Gördüğüm asker Alparslan üsteğmenin timinden biriydi. Emre yaralandığında da, biz saldırıya uğradığımızda da görmüştüm onu. Sedyede yatan kişi ise onlardan biri değildi anladığım kadarıyla. Sedye ambulanstan indirilip acile götürülürken asker konuştu.

"İlk müdahaleyi ben yaptım, kurşun içerisinde değil. Çıkış yarası var" diye bilgi verdikten sonra duraksadı. Ardından sözlerine devam etti. "Bu adamın yaşaması gerek doktor hanım, bize önemli bilgiler verebilir." dedi telaşlı bir sesle. Sesinden de anlaşıldığı üzere gerçekten çok önemli biri olmalıydı.

"Tamam, siz burada bekleyin." dedikten sonra acilden içeriye doğru girdim. Getirilen kişi muhtemelen bir teröristti. Her ne kadar askerimize, polisimize ve halkımıza kurşun sıkan o haine müdahale etmek istemesem de mesleğim gereği bunu yapmak zorundaydım.

Ellerime eldivenlerimi giydikten sonra hastaya yaklaştım.

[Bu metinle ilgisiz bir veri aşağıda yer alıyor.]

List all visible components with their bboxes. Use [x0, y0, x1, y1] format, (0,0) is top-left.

Hasta sağ omzundan vurulmuştu ve epey kanaması vardı. Yavaşça sol omzuna doğru kaldırdığımızda sırtındaki çıkış izini gördüm. Üzerindeki siyah tişörtü keserek yaranın durumuna baktım. İlk önce kanamayı durdurmak gerekiyordu. Yaranın üzerine tampon yaparak kanamayı durdurmaya çalışırken konuştum.

"Kan grubu bilgisi alınsın ve kan takviyesi yapılsın. Çabuk!"

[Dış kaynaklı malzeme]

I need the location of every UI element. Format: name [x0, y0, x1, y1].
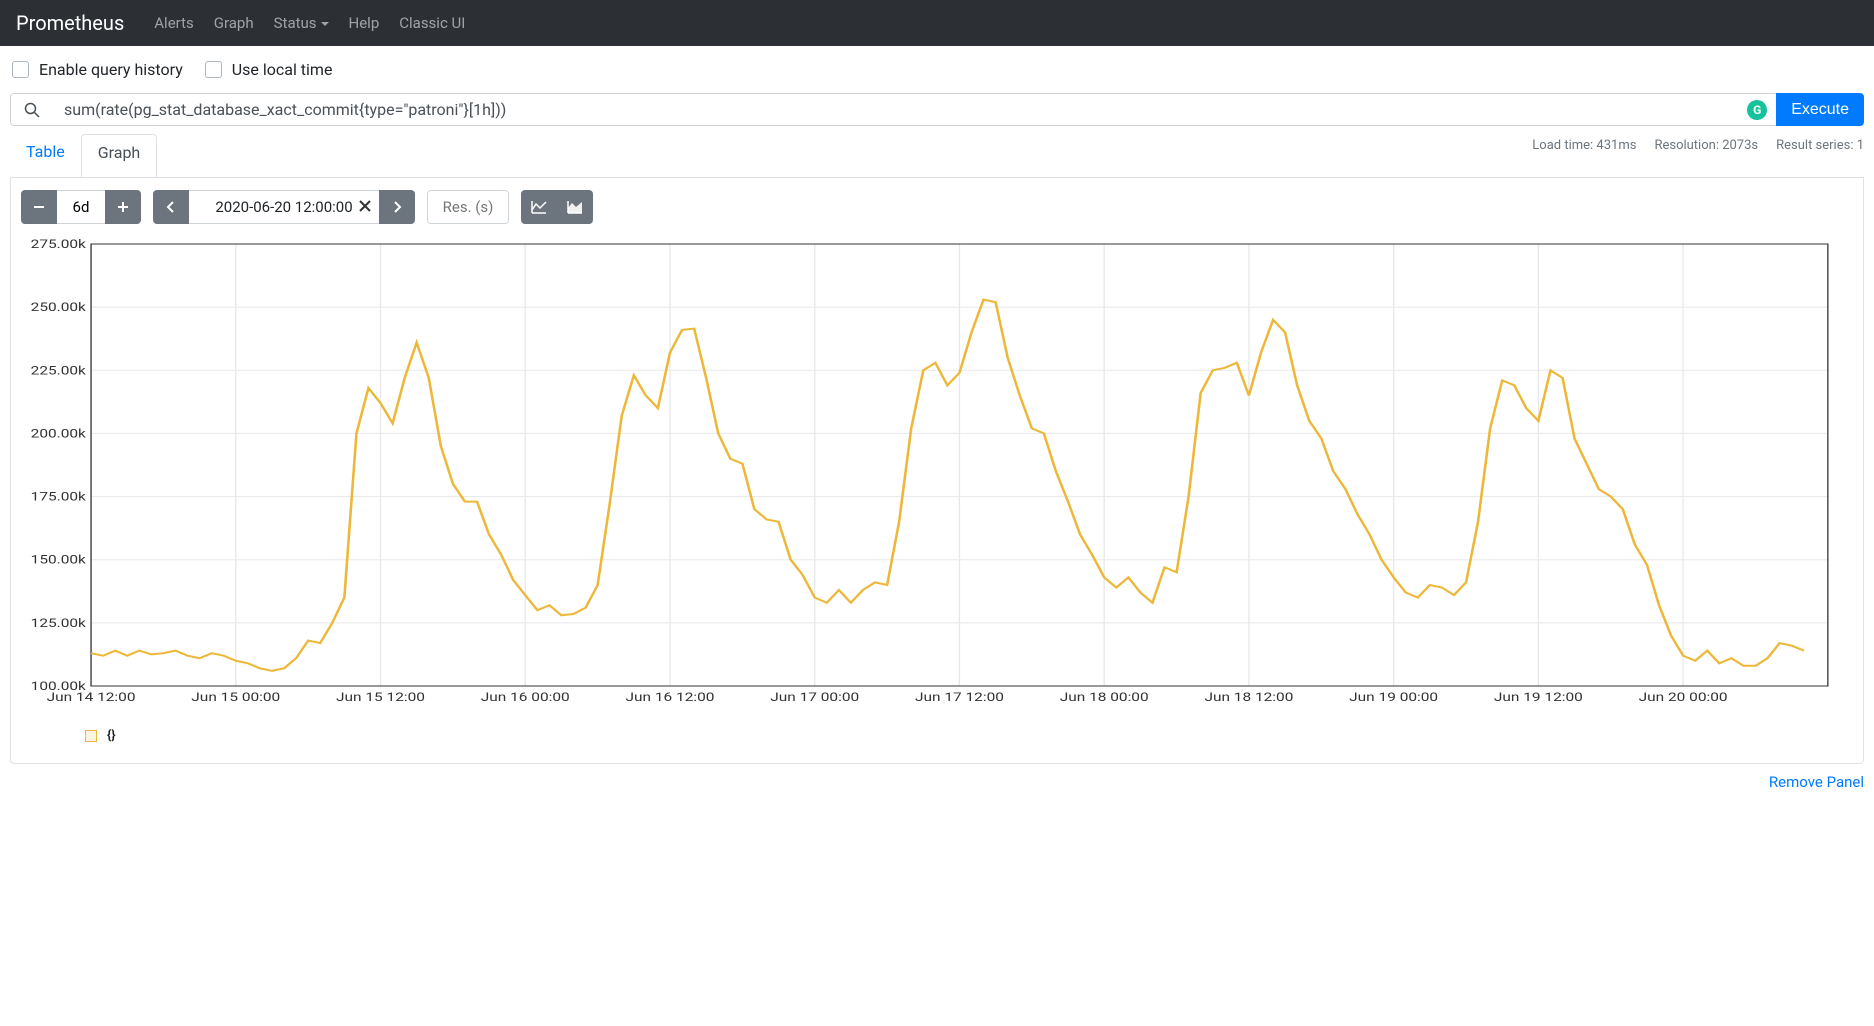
nav-classic-ui[interactable]: Classic UI [389, 6, 475, 40]
time-prev-button[interactable] [153, 190, 189, 224]
stacked-chart-button[interactable] [557, 190, 593, 224]
remove-panel-link[interactable]: Remove Panel [1769, 773, 1864, 791]
svg-text:Jun 17 12:00: Jun 17 12:00 [915, 691, 1004, 705]
search-icon [10, 93, 52, 126]
time-next-button[interactable] [379, 190, 415, 224]
svg-text:Jun 14 12:00: Jun 14 12:00 [47, 691, 136, 705]
svg-text:Jun 19 12:00: Jun 19 12:00 [1494, 691, 1583, 705]
options-row: Enable query history Use local time [0, 46, 1874, 93]
expression-input[interactable] [52, 93, 1738, 126]
svg-text:275.00k: 275.00k [31, 238, 86, 251]
svg-text:Jun 18 12:00: Jun 18 12:00 [1204, 691, 1293, 705]
resolution-input[interactable] [427, 190, 509, 224]
range-increase-button[interactable] [105, 190, 141, 224]
svg-text:Jun 17 00:00: Jun 17 00:00 [770, 691, 859, 705]
svg-text:225.00k: 225.00k [31, 364, 86, 378]
svg-text:Jun 18 00:00: Jun 18 00:00 [1060, 691, 1149, 705]
query-bar: G Execute [10, 93, 1864, 126]
time-clear-button[interactable] [359, 198, 371, 216]
svg-text:150.00k: 150.00k [31, 553, 86, 567]
local-time-label: Use local time [232, 60, 333, 79]
svg-text:Jun 16 12:00: Jun 16 12:00 [626, 691, 715, 705]
enable-history-label: Enable query history [39, 60, 183, 79]
execute-button[interactable]: Execute [1776, 93, 1864, 126]
svg-text:Jun 16 00:00: Jun 16 00:00 [481, 691, 570, 705]
time-input[interactable]: 2020-06-20 12:00:00 [215, 198, 352, 216]
grammarly-icon: G [1738, 93, 1776, 126]
line-chart-button[interactable] [521, 190, 557, 224]
tab-graph[interactable]: Graph [81, 134, 158, 178]
local-time-checkbox[interactable] [205, 61, 222, 78]
nav-status-dropdown[interactable]: Status [264, 6, 339, 40]
graph-panel: 2020-06-20 12:00:00 100.00k125.00k150.00… [10, 177, 1864, 764]
svg-text:Jun 19 00:00: Jun 19 00:00 [1349, 691, 1438, 705]
nav-alerts[interactable]: Alerts [144, 6, 204, 40]
brand-link[interactable]: Prometheus [16, 11, 124, 35]
query-stats: Load time: 431ms Resolution: 2073s Resul… [1532, 134, 1864, 178]
legend-swatch[interactable] [85, 730, 97, 742]
svg-text:Jun 15 12:00: Jun 15 12:00 [336, 691, 425, 705]
svg-text:200.00k: 200.00k [31, 427, 86, 441]
tab-table[interactable]: Table [10, 134, 81, 178]
range-decrease-button[interactable] [21, 190, 57, 224]
chart-svg: 100.00k125.00k150.00k175.00k200.00k225.0… [19, 238, 1833, 708]
stat-loadtime: Load time: 431ms [1532, 138, 1636, 153]
tabs: Table Graph [10, 134, 157, 178]
enable-history-checkbox[interactable] [12, 61, 29, 78]
nav-graph[interactable]: Graph [204, 6, 264, 40]
range-input[interactable] [57, 190, 105, 224]
navbar: Prometheus Alerts Graph Status Help Clas… [0, 0, 1874, 46]
legend-label: {} [107, 728, 116, 743]
svg-text:250.00k: 250.00k [31, 301, 86, 315]
svg-text:125.00k: 125.00k [31, 616, 86, 630]
legend: {} [11, 718, 1863, 763]
svg-text:Jun 20 00:00: Jun 20 00:00 [1639, 691, 1728, 705]
nav-help[interactable]: Help [339, 6, 390, 40]
svg-text:Jun 15 00:00: Jun 15 00:00 [191, 691, 280, 705]
stat-resolution: Resolution: 2073s [1654, 138, 1758, 153]
graph-controls: 2020-06-20 12:00:00 [11, 178, 1863, 232]
stat-series: Result series: 1 [1776, 138, 1864, 153]
svg-text:175.00k: 175.00k [31, 490, 86, 504]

Birkaç hemşire söylediğim şeyi yaparken bende elimdeki sargı bezlerini Buse hemşireye devrederek hastanın yüzüne doğru yaklaştım. Ellerimle göz kapaklarını ayırarak göz bebeklerine ışık tutarak refleksini kontrol ettim. Göz bebekleri büyüyüp küçülüyordu. Bir sorun yoktu. Zaten arada sırada inlediği için bilincinin açık olduğu belliydi. Ardından hayati değerlerini gösteren monitöre baktım. Nabız ve solunum normaldi.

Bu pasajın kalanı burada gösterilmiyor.